The paper presents several examples and theoretical analyses to support this perspective, including [a discussion of linear state-space models](https://aimodels.fyi/papers/arxiv/mambaad-exploring-state-space-models-multi-class) and a comparison to other modeling frameworks, such as [event-based sensing](https://aimodels.fyi/papers/arxiv/state-space-models-event-cameras) and [video diffusion models](https://aimodels.fyi/papers/arxiv/ssm-meets-video-diffusion-models-efficient-video). The authors also explore the implications of this view for the design and interpretation of state-space models.

## Critical Analysis

The paper raises some valid concerns about the foundations of state-space models and the potential limitations of the state concept.

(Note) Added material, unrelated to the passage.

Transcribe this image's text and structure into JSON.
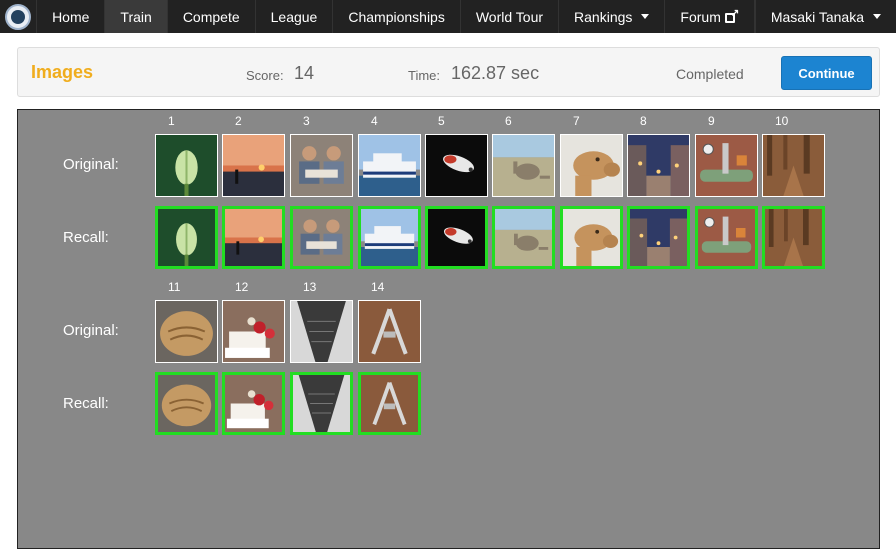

By challenging the traditional view of these models, the authors encourage readers to think critically about the assumptions and limitations of state-space modeling.

However, the paper does not provide a comprehensive solution or alternative to state-space models. While the "history-based" perspective offers a new way of thinking about these models, it is not clear how this insight can be directly applied to practical modeling and analysis tasks.

Additionally, the paper does not address some of the well-established strengths and applications of state-space models, such as their ability to handle uncertainty, their connections to Kalman filtering and control theory, and their widespread use in areas like [machine learning](https://aimodels.fyi/papers/arxiv/mambabyte-token-free-selective-state-space-model) and [signal processing](https://aimodels.fyi/papers/arxiv/state-space-model-new-generation-network-alternative). Further research may be needed to fully assess the implications of the authors' perspective and its potential impact on the field.

## Conclusion

This paper challenges the conventional wisdom surrounding state-space models by arguing that the notion of "state" is often an illusion. The authors propose a "history-based" view of these models, suggesting that the current output may be better characterized by the system's entire past, rather than a single, well-defined state.

While this perspective offers a new way of thinking about the foundations of state-space models, it also raises questions about the practical implications and limitations of this view. The paper encourages critical thinking about the assumptions and interpretations of these widely used models, which may lead to the development of more accurate and robust modeling techniques in the future.